6.1. Pendahuluan
Keberpihakan pemerintah terhadap pembangunan perdesaan, ternyata tidak mudah dijalankan. Kesulitan ini bermula dari asumsi dasar bekerjanya kebijakan
ekonomi, sosial, dan politik bahwa aktifitas tersebut sebagian besar berada di perkotaan dengan cara kerja formal, terencana, terregulasi, mengakibatkan kebijakan
nasional mengenai pembangunan perdesaan tidak dapat langsung diterapkan. Dalam rangka penanganan pembangunan di wilayah perdesaan, paradigma
pembangunan yang orientasinya lebih dominan ke wilayah perkotaan perlu dirubah dengan cara menyeimbangkan pembangunan wilayah perdesaan dengan wlayah
perkotaan. Salah satu konsep pembangunan desa-kota berimbang yang diharapkan dapat mengangkat kualitas kesejahteraan masyarakat dan kemajuan wilayah
perdesaan yang didasarkan pada potensi lokal wilayah dengan memberdayakan masyarakat setempat dan tanpa mengorbankan kelestarian lingkungan adalah
pengembangan kawasan agropolitan sebagaimana dicanangkan pemerintah pada tahun 2002. Dalam rangka penetapan suatu wilayah untuk pengembangan kawasan
agropolitan, sebaiknya terlebih dahulu dikaji sejauh mana tingkat perkembangan wilayah tersebut sehingga dapat diketahui kemajuan-kemajuan yang telah dicapai
serta permasalahan-permasalahan yang dihadapi. Penelitian ini bertujuan untuk mengetahui tingkat perkembangan wilayah yang terdapat di lima kecamatan di
Kabupaten Situbondo untuk pengembangan kawasan agropolitan berbasis peternakan.

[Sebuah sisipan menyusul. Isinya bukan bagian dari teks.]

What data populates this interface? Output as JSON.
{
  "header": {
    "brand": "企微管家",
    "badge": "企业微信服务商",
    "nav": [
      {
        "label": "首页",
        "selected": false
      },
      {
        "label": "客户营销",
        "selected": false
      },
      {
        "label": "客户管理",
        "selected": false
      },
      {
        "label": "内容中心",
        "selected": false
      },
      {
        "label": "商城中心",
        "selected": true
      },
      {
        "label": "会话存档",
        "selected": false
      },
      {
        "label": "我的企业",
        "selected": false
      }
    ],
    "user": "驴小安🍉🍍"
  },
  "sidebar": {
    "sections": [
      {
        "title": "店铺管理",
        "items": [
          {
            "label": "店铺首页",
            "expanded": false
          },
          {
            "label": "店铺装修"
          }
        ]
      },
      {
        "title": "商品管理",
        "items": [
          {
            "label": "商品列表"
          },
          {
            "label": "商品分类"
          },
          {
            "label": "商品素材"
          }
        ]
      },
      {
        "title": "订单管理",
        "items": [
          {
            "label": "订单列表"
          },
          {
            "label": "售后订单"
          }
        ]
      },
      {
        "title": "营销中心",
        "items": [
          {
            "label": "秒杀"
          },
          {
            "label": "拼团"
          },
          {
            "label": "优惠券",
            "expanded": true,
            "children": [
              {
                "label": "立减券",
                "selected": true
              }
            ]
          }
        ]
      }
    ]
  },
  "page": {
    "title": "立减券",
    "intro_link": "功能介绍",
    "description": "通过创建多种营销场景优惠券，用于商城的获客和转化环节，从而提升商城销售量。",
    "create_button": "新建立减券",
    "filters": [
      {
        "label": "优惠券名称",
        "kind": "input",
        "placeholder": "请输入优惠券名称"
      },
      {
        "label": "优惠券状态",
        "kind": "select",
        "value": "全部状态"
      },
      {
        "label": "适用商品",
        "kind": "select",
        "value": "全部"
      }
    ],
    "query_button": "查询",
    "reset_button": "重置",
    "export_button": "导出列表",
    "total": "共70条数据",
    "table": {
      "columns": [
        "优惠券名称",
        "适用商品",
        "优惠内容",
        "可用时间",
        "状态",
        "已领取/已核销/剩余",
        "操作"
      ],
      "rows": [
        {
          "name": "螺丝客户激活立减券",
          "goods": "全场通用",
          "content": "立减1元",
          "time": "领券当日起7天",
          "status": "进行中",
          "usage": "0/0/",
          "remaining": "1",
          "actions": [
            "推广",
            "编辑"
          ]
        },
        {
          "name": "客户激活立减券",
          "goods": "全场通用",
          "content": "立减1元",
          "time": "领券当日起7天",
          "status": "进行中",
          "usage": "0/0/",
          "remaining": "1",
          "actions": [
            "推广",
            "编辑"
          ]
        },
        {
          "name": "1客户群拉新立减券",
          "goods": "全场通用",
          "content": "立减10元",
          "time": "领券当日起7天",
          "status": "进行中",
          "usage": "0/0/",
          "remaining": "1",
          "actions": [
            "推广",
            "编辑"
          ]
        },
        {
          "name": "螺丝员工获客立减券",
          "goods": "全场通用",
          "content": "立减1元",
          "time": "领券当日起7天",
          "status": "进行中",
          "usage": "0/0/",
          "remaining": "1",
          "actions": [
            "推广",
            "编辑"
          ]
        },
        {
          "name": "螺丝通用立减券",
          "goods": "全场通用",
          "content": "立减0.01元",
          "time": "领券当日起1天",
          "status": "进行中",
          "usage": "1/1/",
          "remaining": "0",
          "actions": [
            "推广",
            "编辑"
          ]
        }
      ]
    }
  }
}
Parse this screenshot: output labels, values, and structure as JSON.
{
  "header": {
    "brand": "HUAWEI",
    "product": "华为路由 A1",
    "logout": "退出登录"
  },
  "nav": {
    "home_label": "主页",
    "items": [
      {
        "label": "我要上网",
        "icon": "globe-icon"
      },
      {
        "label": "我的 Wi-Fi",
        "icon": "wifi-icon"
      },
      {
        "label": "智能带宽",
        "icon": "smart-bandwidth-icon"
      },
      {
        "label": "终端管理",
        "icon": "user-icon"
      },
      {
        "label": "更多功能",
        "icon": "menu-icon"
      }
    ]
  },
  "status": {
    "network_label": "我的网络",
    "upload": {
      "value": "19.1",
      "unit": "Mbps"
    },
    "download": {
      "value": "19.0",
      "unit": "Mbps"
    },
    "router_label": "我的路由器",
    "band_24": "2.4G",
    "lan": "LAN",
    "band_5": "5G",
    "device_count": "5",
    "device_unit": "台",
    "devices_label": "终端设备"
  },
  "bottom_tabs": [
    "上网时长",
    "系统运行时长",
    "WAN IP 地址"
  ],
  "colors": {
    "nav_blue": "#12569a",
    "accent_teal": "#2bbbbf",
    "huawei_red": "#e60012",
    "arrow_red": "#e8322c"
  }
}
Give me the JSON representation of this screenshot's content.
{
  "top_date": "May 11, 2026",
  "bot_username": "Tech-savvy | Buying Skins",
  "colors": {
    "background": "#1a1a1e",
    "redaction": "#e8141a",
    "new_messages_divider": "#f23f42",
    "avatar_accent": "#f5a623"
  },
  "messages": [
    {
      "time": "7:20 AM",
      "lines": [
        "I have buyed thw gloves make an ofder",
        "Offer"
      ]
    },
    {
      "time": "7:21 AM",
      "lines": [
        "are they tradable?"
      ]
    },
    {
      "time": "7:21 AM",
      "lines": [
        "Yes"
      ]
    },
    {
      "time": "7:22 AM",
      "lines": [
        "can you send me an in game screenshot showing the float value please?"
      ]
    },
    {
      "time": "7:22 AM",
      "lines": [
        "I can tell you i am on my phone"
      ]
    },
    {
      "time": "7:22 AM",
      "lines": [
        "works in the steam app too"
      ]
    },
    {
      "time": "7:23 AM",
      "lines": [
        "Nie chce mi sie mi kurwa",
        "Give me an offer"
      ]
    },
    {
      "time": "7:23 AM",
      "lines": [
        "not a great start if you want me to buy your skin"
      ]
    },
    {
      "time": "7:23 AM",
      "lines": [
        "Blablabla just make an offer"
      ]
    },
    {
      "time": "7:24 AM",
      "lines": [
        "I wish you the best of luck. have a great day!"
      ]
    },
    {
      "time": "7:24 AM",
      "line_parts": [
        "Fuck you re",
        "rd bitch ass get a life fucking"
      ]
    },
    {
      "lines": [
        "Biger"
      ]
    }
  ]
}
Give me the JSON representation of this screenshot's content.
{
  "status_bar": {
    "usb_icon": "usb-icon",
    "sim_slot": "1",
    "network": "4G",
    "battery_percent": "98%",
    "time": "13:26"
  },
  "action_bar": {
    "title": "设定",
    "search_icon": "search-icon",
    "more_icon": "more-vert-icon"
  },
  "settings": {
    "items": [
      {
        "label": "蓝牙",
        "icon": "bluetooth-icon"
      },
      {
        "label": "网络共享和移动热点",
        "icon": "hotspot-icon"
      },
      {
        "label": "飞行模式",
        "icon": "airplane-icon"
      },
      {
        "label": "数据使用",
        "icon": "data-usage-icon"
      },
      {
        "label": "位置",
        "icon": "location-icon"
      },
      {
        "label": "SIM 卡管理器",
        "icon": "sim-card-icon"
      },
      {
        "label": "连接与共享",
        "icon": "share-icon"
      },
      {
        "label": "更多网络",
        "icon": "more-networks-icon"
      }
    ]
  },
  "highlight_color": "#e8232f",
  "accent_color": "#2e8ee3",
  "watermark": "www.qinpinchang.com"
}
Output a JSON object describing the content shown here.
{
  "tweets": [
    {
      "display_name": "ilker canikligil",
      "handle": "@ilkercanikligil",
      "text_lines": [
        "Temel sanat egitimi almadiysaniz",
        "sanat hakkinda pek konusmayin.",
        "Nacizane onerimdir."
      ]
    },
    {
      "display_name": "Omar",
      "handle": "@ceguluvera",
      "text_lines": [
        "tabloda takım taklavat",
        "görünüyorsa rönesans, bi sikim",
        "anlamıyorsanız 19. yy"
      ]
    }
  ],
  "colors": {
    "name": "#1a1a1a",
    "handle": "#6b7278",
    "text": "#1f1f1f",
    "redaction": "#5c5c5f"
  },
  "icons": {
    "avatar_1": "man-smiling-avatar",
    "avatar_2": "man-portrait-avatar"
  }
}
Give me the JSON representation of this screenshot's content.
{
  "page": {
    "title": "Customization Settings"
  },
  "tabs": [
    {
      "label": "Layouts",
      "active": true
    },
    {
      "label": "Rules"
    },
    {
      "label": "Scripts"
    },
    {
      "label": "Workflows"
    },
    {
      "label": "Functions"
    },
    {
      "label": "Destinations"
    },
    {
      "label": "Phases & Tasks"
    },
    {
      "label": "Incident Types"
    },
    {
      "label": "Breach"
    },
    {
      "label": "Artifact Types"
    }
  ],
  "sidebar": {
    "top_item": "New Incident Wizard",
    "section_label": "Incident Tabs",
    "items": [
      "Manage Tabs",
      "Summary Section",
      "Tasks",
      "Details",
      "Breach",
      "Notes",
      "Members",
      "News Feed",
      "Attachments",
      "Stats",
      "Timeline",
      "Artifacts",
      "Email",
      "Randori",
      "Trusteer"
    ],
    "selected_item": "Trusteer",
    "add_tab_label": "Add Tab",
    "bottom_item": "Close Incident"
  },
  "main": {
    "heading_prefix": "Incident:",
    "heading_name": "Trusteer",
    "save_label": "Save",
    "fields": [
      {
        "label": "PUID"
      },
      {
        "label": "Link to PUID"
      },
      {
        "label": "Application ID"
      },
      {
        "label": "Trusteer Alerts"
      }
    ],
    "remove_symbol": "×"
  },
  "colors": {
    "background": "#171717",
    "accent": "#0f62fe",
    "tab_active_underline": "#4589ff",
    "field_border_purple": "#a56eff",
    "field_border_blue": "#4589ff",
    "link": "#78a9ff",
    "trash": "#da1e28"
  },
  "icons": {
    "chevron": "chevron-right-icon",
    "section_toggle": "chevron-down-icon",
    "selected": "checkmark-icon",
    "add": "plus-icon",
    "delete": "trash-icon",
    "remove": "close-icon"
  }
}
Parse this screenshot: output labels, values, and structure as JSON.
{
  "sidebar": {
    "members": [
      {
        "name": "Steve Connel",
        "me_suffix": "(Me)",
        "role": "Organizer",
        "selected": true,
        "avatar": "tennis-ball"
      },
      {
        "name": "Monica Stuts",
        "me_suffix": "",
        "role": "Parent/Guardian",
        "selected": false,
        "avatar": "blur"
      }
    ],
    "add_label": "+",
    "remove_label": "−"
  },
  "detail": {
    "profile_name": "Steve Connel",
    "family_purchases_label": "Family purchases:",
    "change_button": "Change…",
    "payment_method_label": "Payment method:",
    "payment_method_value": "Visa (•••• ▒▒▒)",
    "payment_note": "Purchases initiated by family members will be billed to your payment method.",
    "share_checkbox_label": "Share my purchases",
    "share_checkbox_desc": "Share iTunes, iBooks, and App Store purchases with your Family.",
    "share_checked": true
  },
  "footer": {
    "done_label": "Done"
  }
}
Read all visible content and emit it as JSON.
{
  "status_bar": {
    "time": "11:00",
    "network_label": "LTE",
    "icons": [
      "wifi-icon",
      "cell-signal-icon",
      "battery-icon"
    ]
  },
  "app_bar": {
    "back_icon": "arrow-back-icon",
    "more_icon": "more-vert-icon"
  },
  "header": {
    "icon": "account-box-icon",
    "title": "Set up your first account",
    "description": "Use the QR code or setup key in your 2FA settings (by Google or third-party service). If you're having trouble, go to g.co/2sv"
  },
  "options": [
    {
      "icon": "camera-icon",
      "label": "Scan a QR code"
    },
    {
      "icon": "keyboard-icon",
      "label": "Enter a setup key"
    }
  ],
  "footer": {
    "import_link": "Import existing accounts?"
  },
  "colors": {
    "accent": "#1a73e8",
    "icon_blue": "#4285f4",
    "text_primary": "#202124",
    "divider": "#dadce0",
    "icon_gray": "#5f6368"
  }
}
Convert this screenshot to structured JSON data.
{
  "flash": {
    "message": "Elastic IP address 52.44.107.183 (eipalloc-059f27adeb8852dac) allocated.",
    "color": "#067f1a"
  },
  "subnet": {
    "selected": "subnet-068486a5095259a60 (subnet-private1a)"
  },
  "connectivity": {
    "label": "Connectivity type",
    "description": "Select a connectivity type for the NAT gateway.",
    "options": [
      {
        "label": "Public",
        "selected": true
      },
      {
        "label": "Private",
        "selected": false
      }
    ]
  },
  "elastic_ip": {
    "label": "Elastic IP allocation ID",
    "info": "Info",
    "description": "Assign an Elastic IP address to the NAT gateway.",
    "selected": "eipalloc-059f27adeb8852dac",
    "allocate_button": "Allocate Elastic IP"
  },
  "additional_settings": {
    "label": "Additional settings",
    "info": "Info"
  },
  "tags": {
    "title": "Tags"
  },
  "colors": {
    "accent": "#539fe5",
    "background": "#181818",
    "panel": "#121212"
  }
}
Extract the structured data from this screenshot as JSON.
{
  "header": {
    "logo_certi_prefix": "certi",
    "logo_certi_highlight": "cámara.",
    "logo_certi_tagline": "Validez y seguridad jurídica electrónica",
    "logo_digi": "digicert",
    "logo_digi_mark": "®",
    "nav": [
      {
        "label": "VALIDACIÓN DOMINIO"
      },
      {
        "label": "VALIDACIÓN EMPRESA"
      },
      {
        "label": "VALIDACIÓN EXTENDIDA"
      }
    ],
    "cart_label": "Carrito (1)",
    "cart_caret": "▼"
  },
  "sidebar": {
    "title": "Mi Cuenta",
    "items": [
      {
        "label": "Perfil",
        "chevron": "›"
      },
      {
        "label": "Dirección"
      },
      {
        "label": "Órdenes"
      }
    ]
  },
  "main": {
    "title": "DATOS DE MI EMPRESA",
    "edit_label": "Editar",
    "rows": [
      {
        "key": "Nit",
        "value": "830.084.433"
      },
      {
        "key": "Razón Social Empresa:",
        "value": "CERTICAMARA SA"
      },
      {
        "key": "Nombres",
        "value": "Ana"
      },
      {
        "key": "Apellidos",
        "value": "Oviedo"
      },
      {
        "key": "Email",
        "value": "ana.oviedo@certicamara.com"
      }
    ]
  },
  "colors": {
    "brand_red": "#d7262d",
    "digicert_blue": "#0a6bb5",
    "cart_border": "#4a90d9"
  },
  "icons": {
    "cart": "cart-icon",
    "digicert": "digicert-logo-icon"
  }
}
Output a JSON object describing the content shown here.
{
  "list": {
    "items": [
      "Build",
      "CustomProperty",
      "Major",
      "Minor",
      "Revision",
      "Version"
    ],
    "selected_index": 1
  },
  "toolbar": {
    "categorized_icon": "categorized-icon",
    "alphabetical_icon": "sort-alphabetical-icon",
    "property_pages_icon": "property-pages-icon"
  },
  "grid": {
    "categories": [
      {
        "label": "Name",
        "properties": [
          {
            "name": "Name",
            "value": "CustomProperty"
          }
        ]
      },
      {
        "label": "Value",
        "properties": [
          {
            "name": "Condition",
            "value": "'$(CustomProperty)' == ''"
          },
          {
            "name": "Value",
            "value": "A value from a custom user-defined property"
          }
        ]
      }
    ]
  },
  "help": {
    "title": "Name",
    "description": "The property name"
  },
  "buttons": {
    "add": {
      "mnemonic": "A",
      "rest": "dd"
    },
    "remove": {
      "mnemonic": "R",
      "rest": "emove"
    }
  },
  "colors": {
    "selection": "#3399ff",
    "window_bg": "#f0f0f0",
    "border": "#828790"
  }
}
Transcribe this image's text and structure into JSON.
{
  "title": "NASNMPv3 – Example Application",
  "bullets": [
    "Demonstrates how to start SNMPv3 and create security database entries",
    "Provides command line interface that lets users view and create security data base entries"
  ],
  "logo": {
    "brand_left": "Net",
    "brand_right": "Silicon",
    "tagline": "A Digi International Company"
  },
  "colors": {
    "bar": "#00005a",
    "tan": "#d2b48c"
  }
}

6.2. Metode Analisis Kajian Tingkat Perkembangan Wilayah Kabupaten Situbondo
a. Jenis dan Sumber Data
Jenis data yang diperlukan yang berkaitan dengan perkembangan wilayah kawasan agropolitan berupa data primer dan data sekunder yang diperoleh dari
responden dan pakar yang terpilih, berbagai instansi yang terkait dengan topik penelitian dan hasil studi kepustakaan. Data primer terdiri dari persepsi masyarakat
dan pendapat para pakar serta stakeholder yang berperan dalam menyusun strategi pengembangan agropolitan berkelanjutan berbasis peternakan sapi potong.
Data sekunder yang diperlukan berupa data: jumlah penduduk dan sosial ekonomi, jumlah kepala keluarga KK atau proporsi terhadap jumlah pendudukluas
wilayah, jumlah keluarga pra sejahtera, banyak desa yang terpencil, jarak desa ke kecamatan dan kabupaten, sarana dan prasarana umum, pola penggunaan lahan,
sarana dan prasarana peternakan, sarana dan prasarana pertanian, populasi ternak, luas tanam dan panen, komoditas unggulan, produksi pertanian dan peternakan,
tingkat pendidikan, keberadaan kelembagaan pertanian dan peternakan, serta kebijakan atau peraturan-peraturan yang ada.